In many recent cases, Children of the 90s data has been used to answer questions that were not even dreamed of when the project was set up, a point stressed by Lawlor. “Take one recent example: scientists have come to suspect that mothers who put on too much weight early in pregnancy may give birth to overweight babies who grow up to be fatter than average and have predispositions to heart disease in adult life.”
It is an intriguing theory. However, finding evidence to back it proved to be tricky – until the Children of the 90s stepped in. It had data about its cohort of mothers and their changing weights during pregnancy as well as details about the weights and health of their children over the years.
“We looked back at our data and, yes, we found that children of mothers who put on most weight in early pregnancy were more likely to be fatter and to be more at risk of cardiovascular disease,” she added. By the age of nine, children of these women were 2.2lb (1kg) heavier, had larger waists by just under an inch, two pounds more body fat and slightly higher blood pressure. “The thesis still needs more work, of course,” said Lawlor. “Mothers need to be well-fed during pregnancy and we don’t want them being frightened off food.”
Nevertheless, the finding gives a clear indication of the project’s value. We have learned much from Bristol’s mothers and offspring and now new sources of information are being exploited, from fathers who are belatedly being enrolled to the project, as well as the first children who have been born to the Children of the 90s. Around 70 such offspring, the project’s third generation, are now waiting to be enrolled.

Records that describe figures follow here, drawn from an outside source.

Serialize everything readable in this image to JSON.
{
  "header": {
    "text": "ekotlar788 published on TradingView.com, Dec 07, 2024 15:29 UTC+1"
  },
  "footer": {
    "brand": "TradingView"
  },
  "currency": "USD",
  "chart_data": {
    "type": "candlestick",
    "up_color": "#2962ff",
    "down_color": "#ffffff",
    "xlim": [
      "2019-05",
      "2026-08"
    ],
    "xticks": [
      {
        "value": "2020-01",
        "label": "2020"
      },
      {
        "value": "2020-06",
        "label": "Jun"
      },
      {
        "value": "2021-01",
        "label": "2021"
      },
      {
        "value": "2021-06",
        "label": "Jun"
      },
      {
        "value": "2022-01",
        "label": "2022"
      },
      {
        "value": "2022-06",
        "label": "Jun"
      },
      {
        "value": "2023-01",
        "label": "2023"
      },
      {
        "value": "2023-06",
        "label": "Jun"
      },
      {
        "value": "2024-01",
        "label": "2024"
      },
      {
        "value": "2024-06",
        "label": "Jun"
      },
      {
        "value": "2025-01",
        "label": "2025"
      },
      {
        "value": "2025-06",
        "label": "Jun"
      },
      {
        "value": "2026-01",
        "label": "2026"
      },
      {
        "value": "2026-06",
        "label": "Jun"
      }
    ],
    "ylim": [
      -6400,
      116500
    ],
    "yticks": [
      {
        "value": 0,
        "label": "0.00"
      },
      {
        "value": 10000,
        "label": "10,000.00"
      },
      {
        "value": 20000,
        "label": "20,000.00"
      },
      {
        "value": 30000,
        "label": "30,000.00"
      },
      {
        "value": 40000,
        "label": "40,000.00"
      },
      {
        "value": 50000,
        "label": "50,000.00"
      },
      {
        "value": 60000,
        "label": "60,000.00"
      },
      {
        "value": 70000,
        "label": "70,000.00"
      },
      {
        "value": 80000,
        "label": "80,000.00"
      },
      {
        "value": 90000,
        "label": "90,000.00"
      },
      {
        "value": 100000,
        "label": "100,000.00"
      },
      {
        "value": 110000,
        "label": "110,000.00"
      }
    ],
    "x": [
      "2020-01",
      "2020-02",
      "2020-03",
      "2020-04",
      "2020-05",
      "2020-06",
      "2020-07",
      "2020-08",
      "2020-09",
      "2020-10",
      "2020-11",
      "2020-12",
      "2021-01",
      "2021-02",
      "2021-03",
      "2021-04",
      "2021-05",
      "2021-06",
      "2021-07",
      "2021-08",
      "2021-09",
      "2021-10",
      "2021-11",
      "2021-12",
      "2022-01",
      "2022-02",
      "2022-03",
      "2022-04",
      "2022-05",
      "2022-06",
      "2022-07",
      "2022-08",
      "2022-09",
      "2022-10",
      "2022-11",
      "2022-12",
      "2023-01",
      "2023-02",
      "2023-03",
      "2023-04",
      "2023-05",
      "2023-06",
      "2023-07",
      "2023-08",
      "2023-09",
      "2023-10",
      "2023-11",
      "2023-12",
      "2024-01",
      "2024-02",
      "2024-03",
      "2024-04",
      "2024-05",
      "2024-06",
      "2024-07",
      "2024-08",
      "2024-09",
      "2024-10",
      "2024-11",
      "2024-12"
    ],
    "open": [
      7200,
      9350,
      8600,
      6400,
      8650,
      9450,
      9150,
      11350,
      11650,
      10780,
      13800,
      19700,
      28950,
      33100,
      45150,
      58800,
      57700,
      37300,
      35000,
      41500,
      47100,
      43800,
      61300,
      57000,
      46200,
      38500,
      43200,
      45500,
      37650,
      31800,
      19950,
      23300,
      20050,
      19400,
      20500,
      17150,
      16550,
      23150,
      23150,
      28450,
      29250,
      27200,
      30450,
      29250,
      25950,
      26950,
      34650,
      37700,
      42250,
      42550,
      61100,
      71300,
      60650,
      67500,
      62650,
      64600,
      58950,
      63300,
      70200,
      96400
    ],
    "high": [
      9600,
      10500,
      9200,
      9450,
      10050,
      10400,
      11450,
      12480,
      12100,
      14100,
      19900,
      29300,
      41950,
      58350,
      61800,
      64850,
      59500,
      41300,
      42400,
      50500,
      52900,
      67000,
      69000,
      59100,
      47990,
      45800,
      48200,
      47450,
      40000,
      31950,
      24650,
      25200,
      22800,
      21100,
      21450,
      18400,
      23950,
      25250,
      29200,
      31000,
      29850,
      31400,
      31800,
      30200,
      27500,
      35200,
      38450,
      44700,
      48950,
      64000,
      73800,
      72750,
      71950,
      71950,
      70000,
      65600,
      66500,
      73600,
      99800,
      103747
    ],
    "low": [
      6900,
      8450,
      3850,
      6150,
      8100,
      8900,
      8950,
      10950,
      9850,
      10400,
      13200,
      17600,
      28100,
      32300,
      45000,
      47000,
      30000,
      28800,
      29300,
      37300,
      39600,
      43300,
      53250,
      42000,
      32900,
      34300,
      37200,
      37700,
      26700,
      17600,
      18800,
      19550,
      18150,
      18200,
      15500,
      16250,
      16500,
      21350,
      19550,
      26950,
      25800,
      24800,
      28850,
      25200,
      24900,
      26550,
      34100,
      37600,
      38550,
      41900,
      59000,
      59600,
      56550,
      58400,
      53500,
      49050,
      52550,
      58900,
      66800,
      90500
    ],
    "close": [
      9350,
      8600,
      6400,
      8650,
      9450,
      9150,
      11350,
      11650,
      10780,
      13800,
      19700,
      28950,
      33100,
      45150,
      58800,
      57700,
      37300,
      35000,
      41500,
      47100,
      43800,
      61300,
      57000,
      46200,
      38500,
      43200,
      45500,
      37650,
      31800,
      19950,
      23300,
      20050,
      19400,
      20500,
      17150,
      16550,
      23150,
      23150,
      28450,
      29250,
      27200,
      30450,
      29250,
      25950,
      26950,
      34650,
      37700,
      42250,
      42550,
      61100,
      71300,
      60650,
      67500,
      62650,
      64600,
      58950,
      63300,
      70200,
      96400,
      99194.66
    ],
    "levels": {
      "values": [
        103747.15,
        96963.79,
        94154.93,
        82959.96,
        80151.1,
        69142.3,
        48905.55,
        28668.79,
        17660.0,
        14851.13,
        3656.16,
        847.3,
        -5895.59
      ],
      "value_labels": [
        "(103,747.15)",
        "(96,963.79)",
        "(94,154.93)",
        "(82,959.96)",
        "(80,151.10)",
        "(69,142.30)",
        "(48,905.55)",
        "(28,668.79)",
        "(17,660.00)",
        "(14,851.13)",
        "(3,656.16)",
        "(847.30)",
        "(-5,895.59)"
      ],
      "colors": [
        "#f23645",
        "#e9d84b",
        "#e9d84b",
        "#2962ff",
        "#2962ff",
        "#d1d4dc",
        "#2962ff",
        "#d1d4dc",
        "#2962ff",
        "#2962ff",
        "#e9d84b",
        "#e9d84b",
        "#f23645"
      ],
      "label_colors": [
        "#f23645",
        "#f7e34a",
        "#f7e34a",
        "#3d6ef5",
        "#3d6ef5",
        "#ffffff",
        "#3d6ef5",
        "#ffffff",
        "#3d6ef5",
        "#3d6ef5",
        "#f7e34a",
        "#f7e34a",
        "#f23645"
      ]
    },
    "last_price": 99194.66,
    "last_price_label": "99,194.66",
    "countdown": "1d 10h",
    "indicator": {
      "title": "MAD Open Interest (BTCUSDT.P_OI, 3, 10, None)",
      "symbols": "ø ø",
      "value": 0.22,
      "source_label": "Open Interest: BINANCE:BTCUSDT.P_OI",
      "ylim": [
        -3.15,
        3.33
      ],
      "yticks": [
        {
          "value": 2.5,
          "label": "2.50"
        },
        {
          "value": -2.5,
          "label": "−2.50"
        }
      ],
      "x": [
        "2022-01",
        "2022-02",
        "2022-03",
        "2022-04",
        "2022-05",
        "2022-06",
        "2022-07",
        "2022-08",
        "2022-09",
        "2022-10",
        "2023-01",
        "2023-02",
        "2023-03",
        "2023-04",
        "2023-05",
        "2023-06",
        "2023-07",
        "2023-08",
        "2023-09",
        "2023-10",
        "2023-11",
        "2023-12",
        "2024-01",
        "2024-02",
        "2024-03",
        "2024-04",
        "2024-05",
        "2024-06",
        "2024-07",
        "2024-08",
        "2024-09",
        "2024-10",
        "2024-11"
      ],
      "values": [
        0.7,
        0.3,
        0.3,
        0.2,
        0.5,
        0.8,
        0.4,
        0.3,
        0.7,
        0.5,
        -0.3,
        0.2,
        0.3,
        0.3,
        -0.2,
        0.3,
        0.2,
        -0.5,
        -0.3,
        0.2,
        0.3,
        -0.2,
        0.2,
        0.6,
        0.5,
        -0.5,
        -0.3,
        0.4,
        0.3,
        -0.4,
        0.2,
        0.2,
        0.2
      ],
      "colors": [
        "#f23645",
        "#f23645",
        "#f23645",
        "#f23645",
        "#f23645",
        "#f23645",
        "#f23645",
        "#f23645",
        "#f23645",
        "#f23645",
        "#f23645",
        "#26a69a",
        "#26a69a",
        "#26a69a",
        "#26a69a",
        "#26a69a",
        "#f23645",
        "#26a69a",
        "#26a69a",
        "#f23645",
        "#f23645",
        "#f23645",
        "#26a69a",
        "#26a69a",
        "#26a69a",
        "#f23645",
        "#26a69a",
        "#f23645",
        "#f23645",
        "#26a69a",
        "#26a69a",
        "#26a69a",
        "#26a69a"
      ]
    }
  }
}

These babies are known as Coco90s – the project’s newly enrolled fathers are known affectionately as CocoPops – and will be studied with typical vigour and detail.
“In a sense, we have only just started,” says Molloy. “We are going to follow several generations from birth to death. How we think about our health and the factors that influence it will never be the same.”
‘I feel good because I’m helping people’
THE MUM: Kate Calver, 50, secondary school teacher
Just before giving birth to Sophie, I was approached by the research team who asked me to be in the study. After Sophieshe was born, they asked for the placenta, which I believe they’ve still got. If it helped with their research, and would help parents and children in the future, who would say no? The researchers aren’t bound to give you the results of tests, so you are in no danger of being told that something was seriously wrong. Although I was told I was anaemic, which I wasn’t aware of before.
I feel quite proud to be part of the project. My other daughter is at university studying health; without people like us supplying data, she’d have nothing to study. There’s 21 years’ worth of samples and data stored about Sophie and myself. I don’t know what the future holds. Who knows? It could be valuable to us one day.
THE DAUGHTER: Sophie, 19, student
Mum told me I was part of the study and the researchers explained it to me when I was around six. There were other kids in my class who were part of the group, so it didn’t feel odd. I didn’t mind going along for the tests. I just thought it was the norm.
When I was younger, I enjoyed getting all the data such as scans of my liver or the results from the accelerometer that showed all the running around I’d done that week.
Being a participant hasn’t made me more health-conscious but I did have a body scan that identified which were my strong and weak bones, which helped explain why I’d broken some.
Being involved makes me feel good because I’m helping people. I try and keep up to date with the research the project generates. If I have a child in the future, I’ll definitely want her or him to be included.